Georgia was tenacious, though. Some unlikely event might still happen, and she was determined to wait on the off-chance. If she had known what to look for, she might have prowled down closer to the house, in spite of Nigel’s insistence that she should not run any risk of being seen. For half an hour she stayed there, leaning her back against a fir. At last something broke the quiet innocence of the night—a sound innocent enough in itself, the distant hum of a lorry. Idly, Georgia listened to it. Then she stiffened. The lorry, surely, was not passing along the main road. Its sound came from straight ahead, from the direction of the sea. But that was only the road that led to Cathole Cove, she remembered. What
was a lorry doing, travelling from the cove at this time of night?
A few minutes later Georgia slumped back disappointedly. She had expected the lorry, on reaching the main road, to cross over and attempt the corkscrew lane which led up to Yarnold Cross. Instead, she saw its lights flash out, and it had turned left along the main road, which, just beyond this point, curved in towards Major Keston’s land. “Damn! All this for nothing. It’d just lost its way or something. I suppose there was some fold of the ground that prevented me seeing its lights,” she thought. She was so annoyed with herself, Nigel, the whole set-up, it took her several seconds to realise that the whine of the lorry’s engine had stopped.

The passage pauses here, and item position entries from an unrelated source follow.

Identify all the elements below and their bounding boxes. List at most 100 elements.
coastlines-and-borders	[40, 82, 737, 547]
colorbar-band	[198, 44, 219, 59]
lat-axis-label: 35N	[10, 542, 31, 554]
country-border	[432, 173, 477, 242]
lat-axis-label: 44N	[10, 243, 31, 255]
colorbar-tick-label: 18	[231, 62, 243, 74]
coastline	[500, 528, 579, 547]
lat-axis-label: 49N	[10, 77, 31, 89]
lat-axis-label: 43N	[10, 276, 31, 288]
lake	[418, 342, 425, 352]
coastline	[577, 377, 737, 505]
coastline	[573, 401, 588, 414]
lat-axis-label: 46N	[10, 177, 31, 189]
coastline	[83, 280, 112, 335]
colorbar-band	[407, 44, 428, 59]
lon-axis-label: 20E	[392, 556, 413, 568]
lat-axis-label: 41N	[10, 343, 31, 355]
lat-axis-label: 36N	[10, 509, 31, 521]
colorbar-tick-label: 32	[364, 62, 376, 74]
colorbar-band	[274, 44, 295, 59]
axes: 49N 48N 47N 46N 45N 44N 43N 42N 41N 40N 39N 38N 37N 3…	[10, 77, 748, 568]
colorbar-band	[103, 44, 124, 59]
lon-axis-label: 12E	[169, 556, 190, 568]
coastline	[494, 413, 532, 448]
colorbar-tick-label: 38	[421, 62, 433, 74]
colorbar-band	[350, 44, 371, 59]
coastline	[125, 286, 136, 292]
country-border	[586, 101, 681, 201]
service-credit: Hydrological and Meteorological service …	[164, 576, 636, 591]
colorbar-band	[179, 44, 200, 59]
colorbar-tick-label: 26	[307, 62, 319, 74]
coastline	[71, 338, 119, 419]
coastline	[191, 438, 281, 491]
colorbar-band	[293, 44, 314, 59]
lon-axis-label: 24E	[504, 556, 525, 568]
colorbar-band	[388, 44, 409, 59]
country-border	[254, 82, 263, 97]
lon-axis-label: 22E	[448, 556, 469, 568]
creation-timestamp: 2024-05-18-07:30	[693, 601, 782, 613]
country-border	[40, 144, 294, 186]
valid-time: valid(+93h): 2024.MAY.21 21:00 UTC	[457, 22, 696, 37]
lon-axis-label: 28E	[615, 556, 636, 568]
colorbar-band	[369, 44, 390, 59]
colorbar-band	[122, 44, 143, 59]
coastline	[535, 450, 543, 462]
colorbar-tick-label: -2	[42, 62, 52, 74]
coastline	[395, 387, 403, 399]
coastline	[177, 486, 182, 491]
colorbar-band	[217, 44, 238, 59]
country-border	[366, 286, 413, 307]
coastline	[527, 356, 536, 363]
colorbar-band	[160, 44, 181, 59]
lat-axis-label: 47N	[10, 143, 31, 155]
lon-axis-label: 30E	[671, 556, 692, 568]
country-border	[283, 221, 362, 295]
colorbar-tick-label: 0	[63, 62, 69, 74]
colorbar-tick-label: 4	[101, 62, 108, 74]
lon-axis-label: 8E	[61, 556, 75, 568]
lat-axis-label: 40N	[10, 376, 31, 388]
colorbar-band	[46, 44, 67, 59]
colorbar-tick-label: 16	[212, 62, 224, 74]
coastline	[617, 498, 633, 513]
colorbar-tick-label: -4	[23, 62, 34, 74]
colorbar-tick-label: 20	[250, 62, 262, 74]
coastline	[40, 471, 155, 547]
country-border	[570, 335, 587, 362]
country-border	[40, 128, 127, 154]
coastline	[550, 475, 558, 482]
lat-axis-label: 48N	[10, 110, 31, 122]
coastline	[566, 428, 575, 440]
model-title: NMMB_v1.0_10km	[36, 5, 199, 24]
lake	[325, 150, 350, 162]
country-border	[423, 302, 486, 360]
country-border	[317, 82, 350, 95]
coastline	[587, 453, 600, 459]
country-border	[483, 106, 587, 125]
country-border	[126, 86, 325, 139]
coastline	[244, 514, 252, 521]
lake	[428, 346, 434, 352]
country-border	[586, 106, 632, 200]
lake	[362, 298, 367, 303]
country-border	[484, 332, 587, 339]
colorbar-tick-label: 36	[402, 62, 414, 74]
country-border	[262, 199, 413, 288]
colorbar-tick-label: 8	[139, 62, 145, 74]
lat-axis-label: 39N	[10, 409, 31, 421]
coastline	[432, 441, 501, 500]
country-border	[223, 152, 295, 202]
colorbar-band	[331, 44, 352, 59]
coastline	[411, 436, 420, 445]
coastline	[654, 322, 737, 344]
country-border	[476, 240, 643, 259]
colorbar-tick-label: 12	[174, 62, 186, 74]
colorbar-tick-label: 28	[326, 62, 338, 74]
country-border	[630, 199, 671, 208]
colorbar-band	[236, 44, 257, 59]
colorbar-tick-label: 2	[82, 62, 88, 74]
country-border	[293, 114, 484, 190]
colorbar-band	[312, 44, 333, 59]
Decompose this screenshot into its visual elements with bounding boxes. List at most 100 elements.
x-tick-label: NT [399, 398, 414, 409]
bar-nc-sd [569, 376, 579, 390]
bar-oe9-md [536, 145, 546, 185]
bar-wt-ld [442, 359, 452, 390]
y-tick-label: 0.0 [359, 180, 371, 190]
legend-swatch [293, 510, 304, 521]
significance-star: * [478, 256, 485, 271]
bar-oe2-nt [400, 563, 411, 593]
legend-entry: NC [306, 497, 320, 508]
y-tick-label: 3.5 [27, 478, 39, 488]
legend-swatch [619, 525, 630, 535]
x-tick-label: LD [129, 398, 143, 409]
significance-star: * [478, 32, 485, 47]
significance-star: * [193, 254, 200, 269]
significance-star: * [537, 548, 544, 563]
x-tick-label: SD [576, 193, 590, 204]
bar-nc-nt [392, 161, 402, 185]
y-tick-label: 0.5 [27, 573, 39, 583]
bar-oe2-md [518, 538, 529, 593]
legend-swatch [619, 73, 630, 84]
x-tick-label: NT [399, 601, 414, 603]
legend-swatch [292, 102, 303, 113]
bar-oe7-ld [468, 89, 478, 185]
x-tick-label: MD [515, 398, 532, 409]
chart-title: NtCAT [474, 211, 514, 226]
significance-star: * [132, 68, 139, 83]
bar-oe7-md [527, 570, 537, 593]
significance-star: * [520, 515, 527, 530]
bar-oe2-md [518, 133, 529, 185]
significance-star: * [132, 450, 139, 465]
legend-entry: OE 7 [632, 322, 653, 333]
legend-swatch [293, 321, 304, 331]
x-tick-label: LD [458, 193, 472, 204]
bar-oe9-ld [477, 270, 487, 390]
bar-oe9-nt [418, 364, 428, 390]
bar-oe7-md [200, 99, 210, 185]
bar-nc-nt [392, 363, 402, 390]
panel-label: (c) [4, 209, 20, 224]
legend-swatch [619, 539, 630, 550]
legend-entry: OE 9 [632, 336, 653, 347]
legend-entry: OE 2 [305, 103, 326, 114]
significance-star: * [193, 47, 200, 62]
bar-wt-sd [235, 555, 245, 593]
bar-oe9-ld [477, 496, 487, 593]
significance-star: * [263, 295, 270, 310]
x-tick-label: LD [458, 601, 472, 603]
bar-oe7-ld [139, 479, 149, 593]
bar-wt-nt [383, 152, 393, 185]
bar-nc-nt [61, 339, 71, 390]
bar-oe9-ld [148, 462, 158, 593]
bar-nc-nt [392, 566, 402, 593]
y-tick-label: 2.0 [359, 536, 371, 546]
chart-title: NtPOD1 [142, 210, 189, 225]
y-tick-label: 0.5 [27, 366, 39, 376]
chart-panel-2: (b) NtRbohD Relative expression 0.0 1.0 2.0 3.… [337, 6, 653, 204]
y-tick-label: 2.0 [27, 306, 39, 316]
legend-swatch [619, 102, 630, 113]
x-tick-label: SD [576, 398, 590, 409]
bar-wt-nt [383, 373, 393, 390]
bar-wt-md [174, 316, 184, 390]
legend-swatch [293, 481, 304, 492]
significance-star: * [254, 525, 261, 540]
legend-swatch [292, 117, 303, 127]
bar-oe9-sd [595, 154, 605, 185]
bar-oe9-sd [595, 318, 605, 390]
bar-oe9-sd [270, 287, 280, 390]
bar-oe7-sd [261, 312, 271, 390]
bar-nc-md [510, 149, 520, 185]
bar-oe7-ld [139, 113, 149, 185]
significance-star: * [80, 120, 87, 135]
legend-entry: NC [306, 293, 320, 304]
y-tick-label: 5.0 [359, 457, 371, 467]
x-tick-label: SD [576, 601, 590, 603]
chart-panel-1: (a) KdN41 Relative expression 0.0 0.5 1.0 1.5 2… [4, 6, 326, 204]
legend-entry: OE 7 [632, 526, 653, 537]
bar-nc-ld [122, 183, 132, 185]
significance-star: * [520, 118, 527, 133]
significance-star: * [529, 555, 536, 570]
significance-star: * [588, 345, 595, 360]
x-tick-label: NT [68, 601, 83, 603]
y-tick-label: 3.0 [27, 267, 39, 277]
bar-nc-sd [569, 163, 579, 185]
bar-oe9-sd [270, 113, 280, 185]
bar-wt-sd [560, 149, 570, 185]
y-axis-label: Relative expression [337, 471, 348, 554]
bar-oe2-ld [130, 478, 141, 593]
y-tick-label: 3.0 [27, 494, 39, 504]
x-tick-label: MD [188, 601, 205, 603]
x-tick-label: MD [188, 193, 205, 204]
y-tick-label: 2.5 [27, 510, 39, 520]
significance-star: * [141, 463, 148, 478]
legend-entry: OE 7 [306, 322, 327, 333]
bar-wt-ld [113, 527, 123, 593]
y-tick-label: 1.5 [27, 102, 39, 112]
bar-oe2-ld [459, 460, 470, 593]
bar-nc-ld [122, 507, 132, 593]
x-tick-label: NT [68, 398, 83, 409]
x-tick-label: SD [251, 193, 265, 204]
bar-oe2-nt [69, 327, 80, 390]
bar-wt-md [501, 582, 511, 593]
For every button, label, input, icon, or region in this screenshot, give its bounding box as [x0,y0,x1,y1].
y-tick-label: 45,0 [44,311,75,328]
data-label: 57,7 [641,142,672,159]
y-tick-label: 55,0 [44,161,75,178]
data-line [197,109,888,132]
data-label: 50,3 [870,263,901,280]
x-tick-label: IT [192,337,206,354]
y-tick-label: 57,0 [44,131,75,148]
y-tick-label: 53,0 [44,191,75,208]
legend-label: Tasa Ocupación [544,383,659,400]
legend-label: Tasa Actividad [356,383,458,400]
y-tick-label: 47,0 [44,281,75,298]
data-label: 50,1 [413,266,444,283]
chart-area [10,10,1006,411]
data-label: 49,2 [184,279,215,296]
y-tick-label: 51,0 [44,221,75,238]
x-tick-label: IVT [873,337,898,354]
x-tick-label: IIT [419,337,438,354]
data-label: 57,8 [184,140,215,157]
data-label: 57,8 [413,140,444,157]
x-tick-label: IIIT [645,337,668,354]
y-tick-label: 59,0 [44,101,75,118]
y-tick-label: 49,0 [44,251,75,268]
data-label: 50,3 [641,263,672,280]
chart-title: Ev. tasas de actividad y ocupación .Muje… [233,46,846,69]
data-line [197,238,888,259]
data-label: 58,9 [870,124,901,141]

In a moment, flitting like a tawny owl, she was off down the hillside. Making a wide sweep to keep away from the house, she gradually neared the main road. Still she could see nothing but a vague glow from the lorry’s lamps. She must get nearer, she must. Here was a lofty, tangled hedge, a boundary of the major’s property, that led down to the road. Keeping in its cover, she advanced step by step. At last the road gleamed palely before her. She wriggled down silently into the ditch that ran beside the hedge. She parted the hedge-growth.
There was the lorry, drawn in at the side of the road, the driver hunched up in his cabin as if asleep. Well, he might be asleep, but there were others who most certainly were not—ragged, tramp-like men, half a dozen or more of them, who were lifting wooden cases out of the back of the lorry, and carrying them through the gate into Major Keston’s paddock. The cases seemed very heavy for their size: it took one man at each end to lift them. While she watched, the phantom glow of a car’s headlights showed up in the distance. Someone must have been on the look-out. Instantly the back-board of the lorry was fastened up, the ragged men scattered away behind the road hedge, and the belated motorist when he passed saw nothing more noteworthy than a long-distance lorry drawn up at the roadside, its driver taking a nap. The next minute the men were at it again, working with a speed and orderly discipline that, contrasted with their ragged guise, gave the scene an incongruous and nightmare quality. It could not have been much more than ten minutes before the lorry, unloaded, ground off again into the night.